There are 9 Justices. One justice does not make that much difference. I too find that SCOTUS Justices are like wine; they mature and change when on the bench. If the president is confident that his choice will fairly interpret the Constitution then so am I.

I am opposed to the death penalty on religious, moral, and intellectual grounds. Does that mean I could not follow the Constitution and find that the death penalty is allowed... no. While I may find some laws morally repugnant- and that may require me to resign from the Court, I think I could still follow the rules - the Constitution.

Is abortion going to change if Meiers hits the court, I doubt it. The initial ruling about privacy was in my opinion nonsense, and we still kill about 1.5 million children a year in the US. Will abortion get worse- that I doubt too, will it get better, that I can only pray.

You have to put your trust somewhere, and I have decided to put mine in our president. I could not do a better job, and he seems to follow the same moral compass as I do. You have to trust someone and I trust our president.

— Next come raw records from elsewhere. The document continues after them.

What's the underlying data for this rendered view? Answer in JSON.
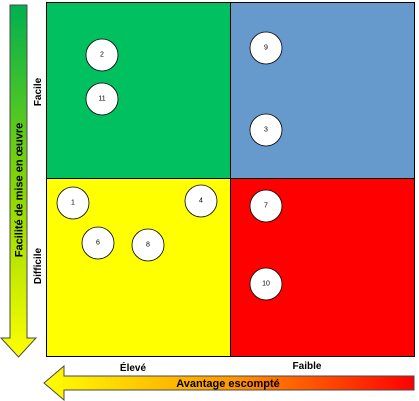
{
  "colors": {
    "top_left": "#00c060",
    "top_right": "#6699cc",
    "bottom_left": "#ffff00",
    "bottom_right": "#ff0000"
  },
  "vertical_axis": {
    "title": "Facilité de mise en œuvre",
    "top_label": "Facile",
    "bottom_label": "Difficile"
  },
  "horizontal_axis": {
    "title": "Avantage escompté",
    "left_label": "Élevé",
    "right_label": "Faible"
  },
  "items": [
    {
      "id": "2",
      "quadrant": "top-left"
    },
    {
      "id": "11",
      "quadrant": "top-left"
    },
    {
      "id": "9",
      "quadrant": "top-right"
    },
    {
      "id": "3",
      "quadrant": "top-right"
    },
    {
      "id": "1",
      "quadrant": "bottom-left"
    },
    {
      "id": "4",
      "quadrant": "bottom-left"
    },
    {
      "id": "6",
      "quadrant": "bottom-left"
    },
    {
      "id": "8",
      "quadrant": "bottom-left"
    },
    {
      "id": "7",
      "quadrant": "bottom-right"
    },
    {
      "id": "10",
      "quadrant": "bottom-right"
    }
  ]
}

Those of us who have opposed Administration policy for a long time already knows that the Administration paints its critics as unscrupulous and wicked people with hidden agendas. From the President's perspective, there is no such thing as principled opposition.Now National Review Online is discovering this same technique is being using on people they like:

If the White House was the source of this charge (and other unflattering and even more spurious notions floated about Batchelder in recent weeks), it is very troubling. As Alt observes, smearing qualified candidates for the Court is no way for this administration to win back the trust and loyalty of the conservative base.

All sides of the political spectrum need to unite and put an end to these kinds of tactics no matter which party uses them.

Can't argue with that assessment. Thanks for working with me!